University of Illinois at Urbana-Champaign
A wedge-shaped cradle and app for the iPhone that uses the phone’s built-in camera and processing power a biosensor to detect toxins, proteins, bacteria, viruses, and various target molecules.
At the heart of this biosensor is a photonic crystal, which works something like a mirror, reflecting on wavelength of light while the rest of the spectrum passes through. When anything biological attaches to a slide coated with photonic material, the reflected color will shift from a shorter wavelength to a longer one. The degree of the shift indicates how much of the target molecule is in the sample.
The cradle holds about $200 worth of optical components. An Android-compatible version is in the works, as is a multimode biosensor.
University of Rhode Island
Blood-testing technology that incorporates a smartphone application, a handheld biosensor, and a credit card-sized cartridge.
To operate this lab-on-a-chip system, users place a drop of blood from a finger prick on a disposable plastic polymer cartridge and insert it into the handheld biosensor. The blood travels through the cartridge in tiny channels 500 microns wide to a detection site where it reacts with preloaded reagents, enabling the fluorescence sensor to detect certain biomarkers of disease.

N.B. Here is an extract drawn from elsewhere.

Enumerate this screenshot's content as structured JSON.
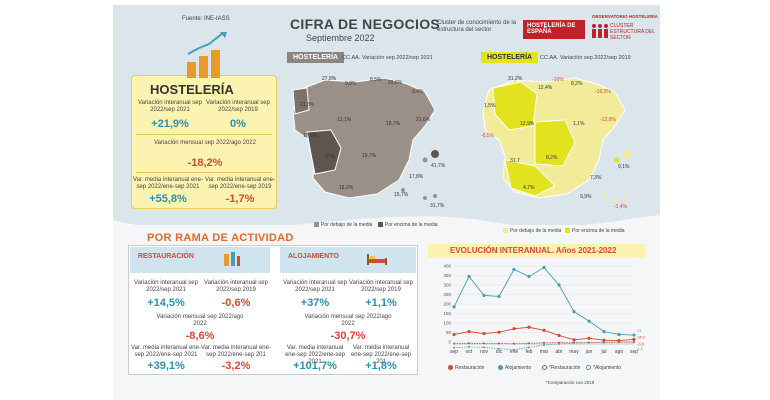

The first cartridges focus on the detection of C-reactive proteins in the blood, markers of cardiovascular and peripheral vascular diseases. Additional cartridges can be engineered to detect biomarkers of other diseases, including the beta amyloid protein that can be used as a predictor of Alzheimer’s disease. The device can also be developed to detect virulent pathogens, such as HIV, hepatitis B, and H1N1 (swine) flu. The next generation of the device, currently in development, will put the entire lab on paper, eliminating the need for active pumping of blood and reagents through the cartridge.
A smartphone accessory that optically detects biomarkers in a drop of blood, sweat, or saliva.
The smartCARD accessory, which looks somewhat like a smartphone credit card reader, clamps over the phone’s camera. In one application, smartCARD lets users put a drop of blood on a cholesterol test strip. Then the device processes the blood through separation steps and chemical reactions, preparing the strip for colorimetric analysis. The device’s built-in flash provides uniform, diffused light to illuminate the test strip, and an application in the phone calibrates the hue saturation and generates results for display.
A handheld device that can detect disease antigens in samples from serum, urine, or saliva and connects with smartphones via Bluetooth.
OJ-Bio has developed immunoassay-based biosensors for the detection of three respiratory virus pathogens such as respiratory syncytial virus, influenza A, and influenza B. It enables one chip to detect three different viruses at the same time. In addition to respiratory diseases, the company is currently involved in clinical development programs for point-of-care diagnosis of HIV and periodontal gum disease.
The biosensor relies on surface acoustic wave (SAW) technology. Specifically, SAW chips are coated with disease-specific biocapture surfaces. Analyte binding causes a shift in the phase angle of the surface acoustic wave passing across the chip surface, and this is translated into an electronic signal.